RIPA Part I Chapter II consultation

3.12 The single point of contact (SPoC) is either an accredited individual or a group of accredited individuals trained to facilitate lawful acquisition of communications data and effective co-operation between a public authority and CSPs. To become accredited an individual must complete a course of training appropriate for the role of a SPoC and have been issued a SPoC Personal Identification Number (PIN). Details of all accredited individuals are available to CSPs for authentication purposes.

3.13 An accredited SPoC promotes efficiency and good practice in ensuring only practical and lawful requirements for communications data are undertaken This encourages the public authority to regulate itself.
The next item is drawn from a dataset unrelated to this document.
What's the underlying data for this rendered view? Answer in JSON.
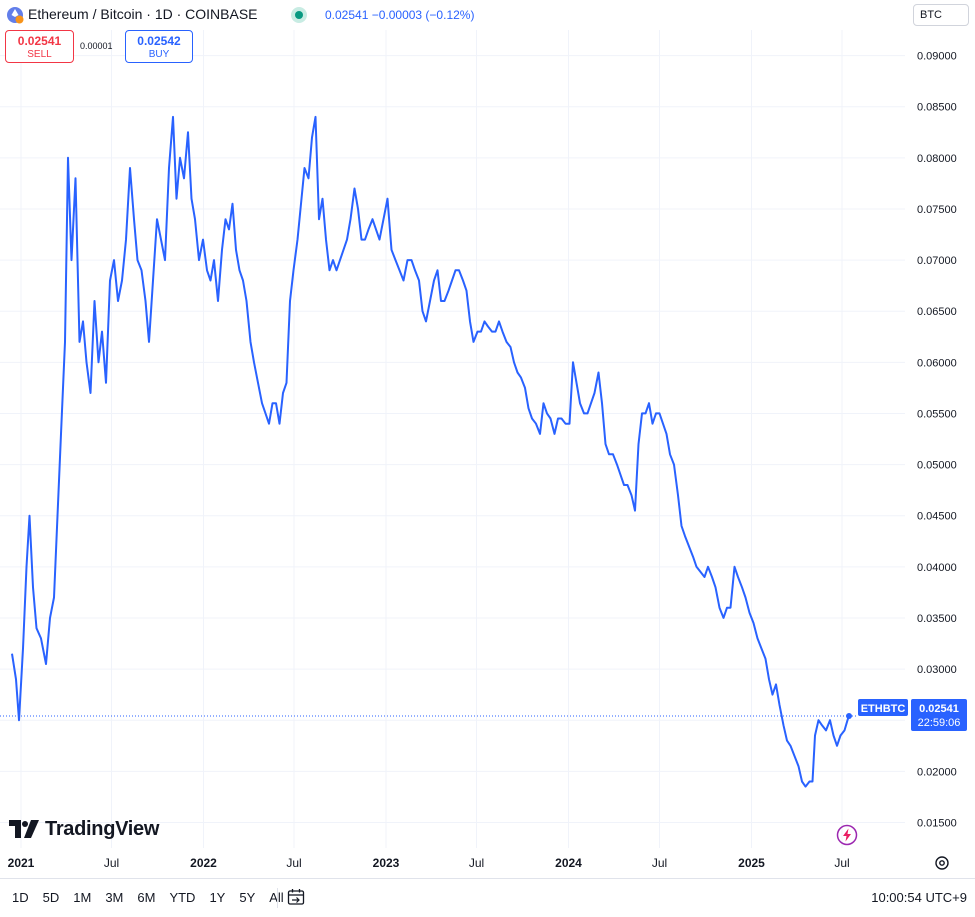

The SPoC provides objective judgement and advice to both the applicant and the designated person. In this way the SPoC provides a "guardian and gatekeeper" function ensuring that public authorities act in an informed and lawful manner.

3.14 The SPoC^[36] should be in a position to:

• assess whether the acquisition of specific communications data from a CSP is reasonably practical or whether the specific data required is inextricably linked to other data;^[37]
  
• advise applicants on the most appropriate methodology for acquisition of data where the data sought engages a number of CSPs;
  
• advise applicants and designated persons on the interpretation of the Act, particularly whether an authorisation or notice is appropriate;
  
• provide assurance to designated persons that authorisations and notices are lawful under the Act and free from errors;
  
• provide assurance to CSPs that authorisations and notices are authentic and lawful;
  
• assess whether communications data disclosed by a CSP in response to a notice fulfils the requirement of the notice;
  
• assess whether communications data obtained by means of an authorisation fulfils the requirement of the authorisation;
  
• assess any cost and resource implications to both the public authority and the CSP of data requirements.
  

• ^[36] Advice and consideration given by the SPoC in respect of any application may be recorded in the same document as the application and/or authorisation.
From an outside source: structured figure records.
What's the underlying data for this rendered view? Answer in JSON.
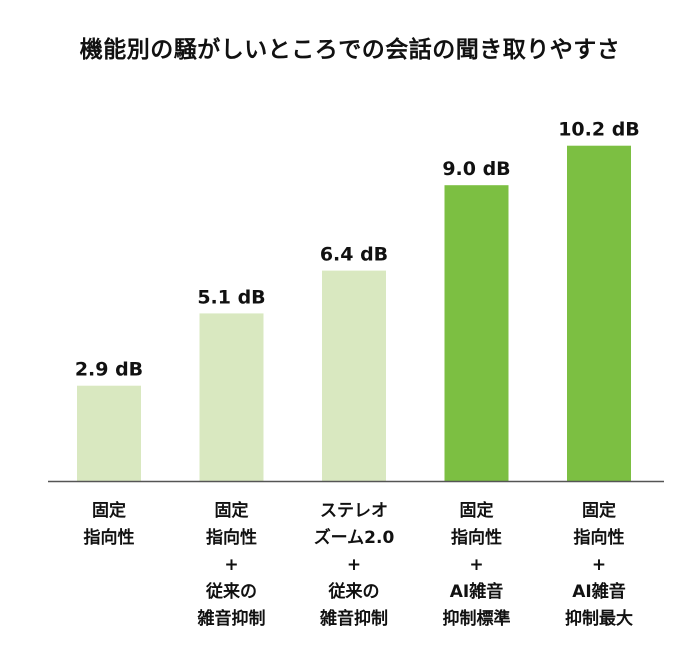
{
  "chart_data": {
    "type": "bar",
    "title": "機能別の騒がしいところでの会話の聞き取りやすさ",
    "xlabel": "",
    "ylabel": "",
    "unit": "dB",
    "ylim": [
      0,
      10.8
    ],
    "grid": false,
    "categories": [
      [
        "固定",
        "指向性"
      ],
      [
        "固定",
        "指向性",
        "+",
        "従来の",
        "雑音抑制"
      ],
      [
        "ステレオ",
        "ズーム2.0",
        "+",
        "従来の",
        "雑音抑制"
      ],
      [
        "固定",
        "指向性",
        "+",
        "AI雑音",
        "抑制標準"
      ],
      [
        "固定",
        "指向性",
        "+",
        "AI雑音",
        "抑制最大"
      ]
    ],
    "values": [
      2.9,
      5.1,
      6.4,
      9.0,
      10.2
    ],
    "data_labels": [
      "2.9 dB",
      "5.1 dB",
      "6.4 dB",
      "9.0 dB",
      "10.2 dB"
    ],
    "bar_colors": [
      "#d9e8c0",
      "#d9e8c0",
      "#d9e8c0",
      "#7cbf42",
      "#7cbf42"
    ],
    "axis_color": "#555555"
  }
}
• ^[37] In the event that the required data is inextricably linked to, or inseparable from, other data the designated person must take that into account in their consideration of necessity, proportionality and collateral intrusion.

3.15 Public authorities unable to call upon the services of an accredited SPoC should not undertake the acquisition of communications data. In circumstances where a CSP is approached by a person who cannot be authenticated as an accredited individual and who seeks to obtain data under the provisions of the Act, the CSP may refuse to comply with any apparent requirement for disclosure of data until confirmation of the person’s accreditation and PIN is obtained from the Home Office.

3.16 The SPoC may be an individual who is also a designated person. The SPoC may be an individual who is also an applicant. The same person should never be an applicant, a designated person and a SPoC. Equally the same person should never be both the applicant and the designated person.